Some black Missourians were teachers, like James Milton Turner and John Berry Meachum. Others were mountain men and explorers, like James Beckwourth. One man, William Wells Brown, escaped slavery in St. Louis and became America’s first black novelist.
George Washington Carver, born a slave in Missouri, became a great scientist. He is known for his experiments with peanuts and sweet potatoes. Some Missouri slaves purchased their freedom. Elizabeth Keckly did this. Later she worked as a seamstress for First Lady Mary Todd Lincoln, wife of President Abraham Lincoln. Hiram Young purchased his freedom and started a business making yokes and wagons for settlers traveling westward. By 1860, he had one of the largest businesses in Jackson County.
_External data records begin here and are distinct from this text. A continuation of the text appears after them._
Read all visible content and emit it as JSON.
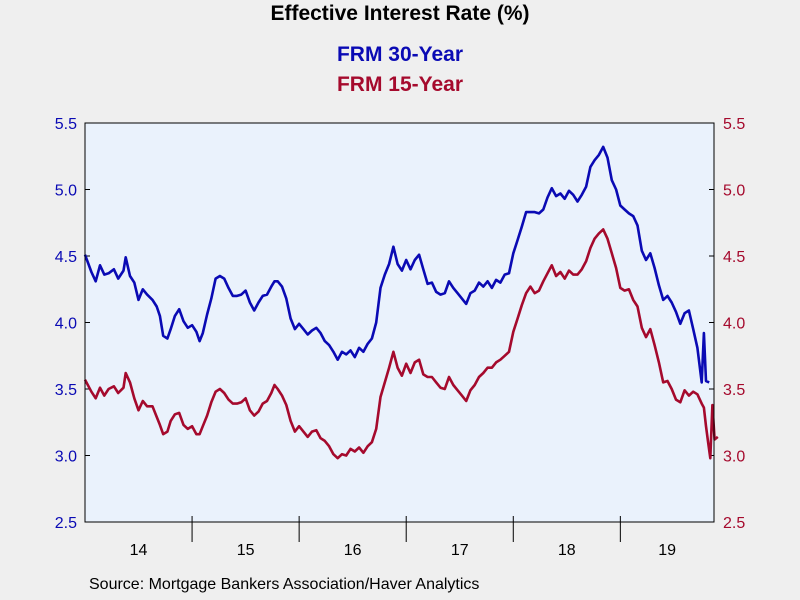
{
  "colors": {
    "series_30": "#0a0ab4",
    "series_15": "#a50a2d",
    "plot_bg": "#eaf2fc"
  },
  "source": "Source:  Mortgage Bankers Association/Haver Analytics",
  "chart_data": {
    "type": "line",
    "title": "Effective Interest Rate (%)",
    "xlabel": "",
    "ylabel": "",
    "ylim": [
      2.5,
      5.5
    ],
    "yticks": [
      "2.5",
      "3.0",
      "3.5",
      "4.0",
      "4.5",
      "5.0",
      "5.5"
    ],
    "xlim": [
      2014.0,
      2019.8
    ],
    "year_labels": [
      "14",
      "15",
      "16",
      "17",
      "18",
      "19"
    ],
    "grid": false,
    "legend": "top-center",
    "dual_axis": true,
    "series": [
      {
        "name": "FRM 30-Year",
        "color": "#0a0ab4",
        "axis": "left",
        "points": [
          [
            2014.0,
            4.51
          ],
          [
            2014.06,
            4.38
          ],
          [
            2014.1,
            4.31
          ],
          [
            2014.14,
            4.43
          ],
          [
            2014.18,
            4.36
          ],
          [
            2014.22,
            4.37
          ],
          [
            2014.27,
            4.4
          ],
          [
            2014.31,
            4.33
          ],
          [
            2014.36,
            4.39
          ],
          [
            2014.38,
            4.49
          ],
          [
            2014.42,
            4.35
          ],
          [
            2014.46,
            4.3
          ],
          [
            2014.5,
            4.17
          ],
          [
            2014.54,
            4.25
          ],
          [
            2014.58,
            4.21
          ],
          [
            2014.63,
            4.17
          ],
          [
            2014.67,
            4.12
          ],
          [
            2014.7,
            4.05
          ],
          [
            2014.73,
            3.9
          ],
          [
            2014.77,
            3.88
          ],
          [
            2014.8,
            3.95
          ],
          [
            2014.84,
            4.05
          ],
          [
            2014.88,
            4.1
          ],
          [
            2014.92,
            4.01
          ],
          [
            2014.96,
            3.96
          ],
          [
            2015.0,
            3.98
          ],
          [
            2015.04,
            3.93
          ],
          [
            2015.07,
            3.86
          ],
          [
            2015.1,
            3.92
          ],
          [
            2015.14,
            4.06
          ],
          [
            2015.18,
            4.18
          ],
          [
            2015.22,
            4.33
          ],
          [
            2015.26,
            4.35
          ],
          [
            2015.3,
            4.33
          ],
          [
            2015.34,
            4.26
          ],
          [
            2015.38,
            4.2
          ],
          [
            2015.42,
            4.2
          ],
          [
            2015.46,
            4.21
          ],
          [
            2015.5,
            4.24
          ],
          [
            2015.54,
            4.15
          ],
          [
            2015.58,
            4.09
          ],
          [
            2015.62,
            4.15
          ],
          [
            2015.66,
            4.2
          ],
          [
            2015.7,
            4.21
          ],
          [
            2015.74,
            4.27
          ],
          [
            2015.77,
            4.31
          ],
          [
            2015.8,
            4.31
          ],
          [
            2015.84,
            4.27
          ],
          [
            2015.88,
            4.18
          ],
          [
            2015.92,
            4.03
          ],
          [
            2015.96,
            3.95
          ],
          [
            2016.0,
            3.99
          ],
          [
            2016.04,
            3.95
          ],
          [
            2016.08,
            3.91
          ],
          [
            2016.12,
            3.94
          ],
          [
            2016.16,
            3.96
          ],
          [
            2016.2,
            3.92
          ],
          [
            2016.24,
            3.86
          ],
          [
            2016.28,
            3.83
          ],
          [
            2016.32,
            3.78
          ],
          [
            2016.36,
            3.72
          ],
          [
            2016.4,
            3.78
          ],
          [
            2016.44,
            3.76
          ],
          [
            2016.48,
            3.79
          ],
          [
            2016.52,
            3.74
          ],
          [
            2016.56,
            3.81
          ],
          [
            2016.6,
            3.78
          ],
          [
            2016.64,
            3.84
          ],
          [
            2016.68,
            3.88
          ],
          [
            2016.72,
            4.0
          ],
          [
            2016.76,
            4.26
          ],
          [
            2016.8,
            4.36
          ],
          [
            2016.84,
            4.44
          ],
          [
            2016.88,
            4.57
          ],
          [
            2016.92,
            4.44
          ],
          [
            2016.96,
            4.39
          ],
          [
            2017.0,
            4.47
          ],
          [
            2017.04,
            4.4
          ],
          [
            2017.08,
            4.47
          ],
          [
            2017.12,
            4.51
          ],
          [
            2017.16,
            4.4
          ],
          [
            2017.2,
            4.29
          ],
          [
            2017.24,
            4.3
          ],
          [
            2017.28,
            4.23
          ],
          [
            2017.32,
            4.21
          ],
          [
            2017.36,
            4.22
          ],
          [
            2017.4,
            4.31
          ],
          [
            2017.44,
            4.26
          ],
          [
            2017.48,
            4.22
          ],
          [
            2017.52,
            4.18
          ],
          [
            2017.56,
            4.14
          ],
          [
            2017.6,
            4.22
          ],
          [
            2017.64,
            4.24
          ],
          [
            2017.68,
            4.3
          ],
          [
            2017.72,
            4.27
          ],
          [
            2017.76,
            4.31
          ],
          [
            2017.8,
            4.26
          ],
          [
            2017.84,
            4.32
          ],
          [
            2017.88,
            4.3
          ],
          [
            2017.92,
            4.36
          ],
          [
            2017.96,
            4.37
          ],
          [
            2018.0,
            4.52
          ],
          [
            2018.04,
            4.62
          ],
          [
            2018.08,
            4.72
          ],
          [
            2018.12,
            4.83
          ],
          [
            2018.2,
            4.83
          ],
          [
            2018.24,
            4.82
          ],
          [
            2018.28,
            4.85
          ],
          [
            2018.32,
            4.94
          ],
          [
            2018.36,
            5.01
          ],
          [
            2018.4,
            4.95
          ],
          [
            2018.44,
            4.97
          ],
          [
            2018.48,
            4.93
          ],
          [
            2018.52,
            4.99
          ],
          [
            2018.56,
            4.96
          ],
          [
            2018.6,
            4.91
          ],
          [
            2018.64,
            4.96
          ],
          [
            2018.68,
            5.02
          ],
          [
            2018.72,
            5.17
          ],
          [
            2018.76,
            5.22
          ],
          [
            2018.8,
            5.26
          ],
          [
            2018.84,
            5.32
          ],
          [
            2018.88,
            5.24
          ],
          [
            2018.92,
            5.07
          ],
          [
            2018.96,
            5.0
          ],
          [
            2019.0,
            4.88
          ],
          [
            2019.04,
            4.85
          ],
          [
            2019.08,
            4.82
          ],
          [
            2019.12,
            4.8
          ],
          [
            2019.16,
            4.73
          ],
          [
            2019.2,
            4.54
          ],
          [
            2019.24,
            4.47
          ],
          [
            2019.28,
            4.52
          ],
          [
            2019.32,
            4.41
          ],
          [
            2019.36,
            4.28
          ],
          [
            2019.4,
            4.17
          ],
          [
            2019.44,
            4.2
          ],
          [
            2019.48,
            4.15
          ],
          [
            2019.52,
            4.08
          ],
          [
            2019.56,
            3.99
          ],
          [
            2019.6,
            4.07
          ],
          [
            2019.64,
            4.09
          ],
          [
            2019.68,
            3.95
          ],
          [
            2019.72,
            3.81
          ],
          [
            2019.76,
            3.55
          ],
          [
            2019.78,
            3.92
          ],
          [
            2019.8,
            3.56
          ],
          [
            2019.83,
            3.55
          ]
        ]
      },
      {
        "name": "FRM 15-Year",
        "color": "#a50a2d",
        "axis": "right",
        "points": [
          [
            2014.0,
            3.57
          ],
          [
            2014.06,
            3.48
          ],
          [
            2014.1,
            3.43
          ],
          [
            2014.14,
            3.51
          ],
          [
            2014.18,
            3.45
          ],
          [
            2014.22,
            3.5
          ],
          [
            2014.27,
            3.52
          ],
          [
            2014.31,
            3.47
          ],
          [
            2014.36,
            3.51
          ],
          [
            2014.38,
            3.62
          ],
          [
            2014.42,
            3.55
          ],
          [
            2014.46,
            3.43
          ],
          [
            2014.5,
            3.34
          ],
          [
            2014.54,
            3.41
          ],
          [
            2014.58,
            3.37
          ],
          [
            2014.63,
            3.37
          ],
          [
            2014.67,
            3.29
          ],
          [
            2014.7,
            3.23
          ],
          [
            2014.73,
            3.16
          ],
          [
            2014.77,
            3.18
          ],
          [
            2014.8,
            3.26
          ],
          [
            2014.84,
            3.31
          ],
          [
            2014.88,
            3.32
          ],
          [
            2014.92,
            3.23
          ],
          [
            2014.96,
            3.2
          ],
          [
            2015.0,
            3.22
          ],
          [
            2015.04,
            3.16
          ],
          [
            2015.07,
            3.16
          ],
          [
            2015.1,
            3.22
          ],
          [
            2015.14,
            3.3
          ],
          [
            2015.18,
            3.4
          ],
          [
            2015.22,
            3.48
          ],
          [
            2015.26,
            3.5
          ],
          [
            2015.3,
            3.47
          ],
          [
            2015.34,
            3.42
          ],
          [
            2015.38,
            3.39
          ],
          [
            2015.42,
            3.39
          ],
          [
            2015.46,
            3.4
          ],
          [
            2015.5,
            3.43
          ],
          [
            2015.54,
            3.34
          ],
          [
            2015.58,
            3.3
          ],
          [
            2015.62,
            3.33
          ],
          [
            2015.66,
            3.39
          ],
          [
            2015.7,
            3.41
          ],
          [
            2015.74,
            3.47
          ],
          [
            2015.77,
            3.53
          ],
          [
            2015.8,
            3.5
          ],
          [
            2015.84,
            3.45
          ],
          [
            2015.88,
            3.38
          ],
          [
            2015.92,
            3.26
          ],
          [
            2015.96,
            3.18
          ],
          [
            2016.0,
            3.22
          ],
          [
            2016.04,
            3.18
          ],
          [
            2016.08,
            3.14
          ],
          [
            2016.12,
            3.18
          ],
          [
            2016.16,
            3.19
          ],
          [
            2016.2,
            3.13
          ],
          [
            2016.24,
            3.11
          ],
          [
            2016.28,
            3.07
          ],
          [
            2016.32,
            3.01
          ],
          [
            2016.36,
            2.98
          ],
          [
            2016.4,
            3.01
          ],
          [
            2016.44,
            3.0
          ],
          [
            2016.48,
            3.05
          ],
          [
            2016.52,
            3.03
          ],
          [
            2016.56,
            3.06
          ],
          [
            2016.6,
            3.02
          ],
          [
            2016.64,
            3.07
          ],
          [
            2016.68,
            3.1
          ],
          [
            2016.72,
            3.2
          ],
          [
            2016.76,
            3.44
          ],
          [
            2016.8,
            3.55
          ],
          [
            2016.84,
            3.66
          ],
          [
            2016.88,
            3.78
          ],
          [
            2016.92,
            3.66
          ],
          [
            2016.96,
            3.6
          ],
          [
            2017.0,
            3.69
          ],
          [
            2017.04,
            3.62
          ],
          [
            2017.08,
            3.7
          ],
          [
            2017.12,
            3.72
          ],
          [
            2017.16,
            3.61
          ],
          [
            2017.2,
            3.59
          ],
          [
            2017.24,
            3.59
          ],
          [
            2017.28,
            3.55
          ],
          [
            2017.32,
            3.51
          ],
          [
            2017.36,
            3.5
          ],
          [
            2017.4,
            3.59
          ],
          [
            2017.44,
            3.53
          ],
          [
            2017.48,
            3.49
          ],
          [
            2017.52,
            3.45
          ],
          [
            2017.56,
            3.41
          ],
          [
            2017.6,
            3.49
          ],
          [
            2017.64,
            3.53
          ],
          [
            2017.68,
            3.59
          ],
          [
            2017.72,
            3.62
          ],
          [
            2017.76,
            3.66
          ],
          [
            2017.8,
            3.66
          ],
          [
            2017.84,
            3.7
          ],
          [
            2017.88,
            3.72
          ],
          [
            2017.92,
            3.75
          ],
          [
            2017.96,
            3.78
          ],
          [
            2018.0,
            3.93
          ],
          [
            2018.04,
            4.03
          ],
          [
            2018.08,
            4.13
          ],
          [
            2018.12,
            4.22
          ],
          [
            2018.16,
            4.27
          ],
          [
            2018.2,
            4.22
          ],
          [
            2018.24,
            4.24
          ],
          [
            2018.28,
            4.31
          ],
          [
            2018.32,
            4.37
          ],
          [
            2018.36,
            4.43
          ],
          [
            2018.4,
            4.35
          ],
          [
            2018.44,
            4.38
          ],
          [
            2018.48,
            4.33
          ],
          [
            2018.52,
            4.39
          ],
          [
            2018.56,
            4.36
          ],
          [
            2018.6,
            4.36
          ],
          [
            2018.64,
            4.4
          ],
          [
            2018.68,
            4.46
          ],
          [
            2018.72,
            4.56
          ],
          [
            2018.76,
            4.63
          ],
          [
            2018.8,
            4.67
          ],
          [
            2018.84,
            4.7
          ],
          [
            2018.88,
            4.63
          ],
          [
            2018.92,
            4.52
          ],
          [
            2018.96,
            4.41
          ],
          [
            2019.0,
            4.26
          ],
          [
            2019.04,
            4.24
          ],
          [
            2019.08,
            4.25
          ],
          [
            2019.12,
            4.17
          ],
          [
            2019.16,
            4.12
          ],
          [
            2019.2,
            3.96
          ],
          [
            2019.24,
            3.89
          ],
          [
            2019.28,
            3.95
          ],
          [
            2019.32,
            3.83
          ],
          [
            2019.36,
            3.7
          ],
          [
            2019.4,
            3.55
          ],
          [
            2019.44,
            3.56
          ],
          [
            2019.48,
            3.5
          ],
          [
            2019.52,
            3.42
          ],
          [
            2019.56,
            3.4
          ],
          [
            2019.6,
            3.49
          ],
          [
            2019.64,
            3.45
          ],
          [
            2019.68,
            3.48
          ],
          [
            2019.72,
            3.46
          ],
          [
            2019.76,
            3.39
          ],
          [
            2019.78,
            3.36
          ],
          [
            2019.8,
            3.22
          ],
          [
            2019.82,
            3.1
          ],
          [
            2019.84,
            2.98
          ],
          [
            2019.86,
            3.38
          ],
          [
            2019.88,
            3.12
          ],
          [
            2019.91,
            3.14
          ]
        ]
      }
    ]
  }
}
During the 20th century, African Americans from Missouri made many cultural contributions. James Langston Hughes was born in Joplin; he later became a great American poet. Jazz musician William “Count” Basie, moved to Kansas City in the late 1920s and developed the Kansas City style of jazz. Satchel Paige, born in Alabama, became famous as a baseball player with the Kansas City Monarchs.
The Missouri State Archives, a division of the Office of the Secretary of State, holds many original historical records that help us understand the lives of black Missourians during the 19th and 20th centuries.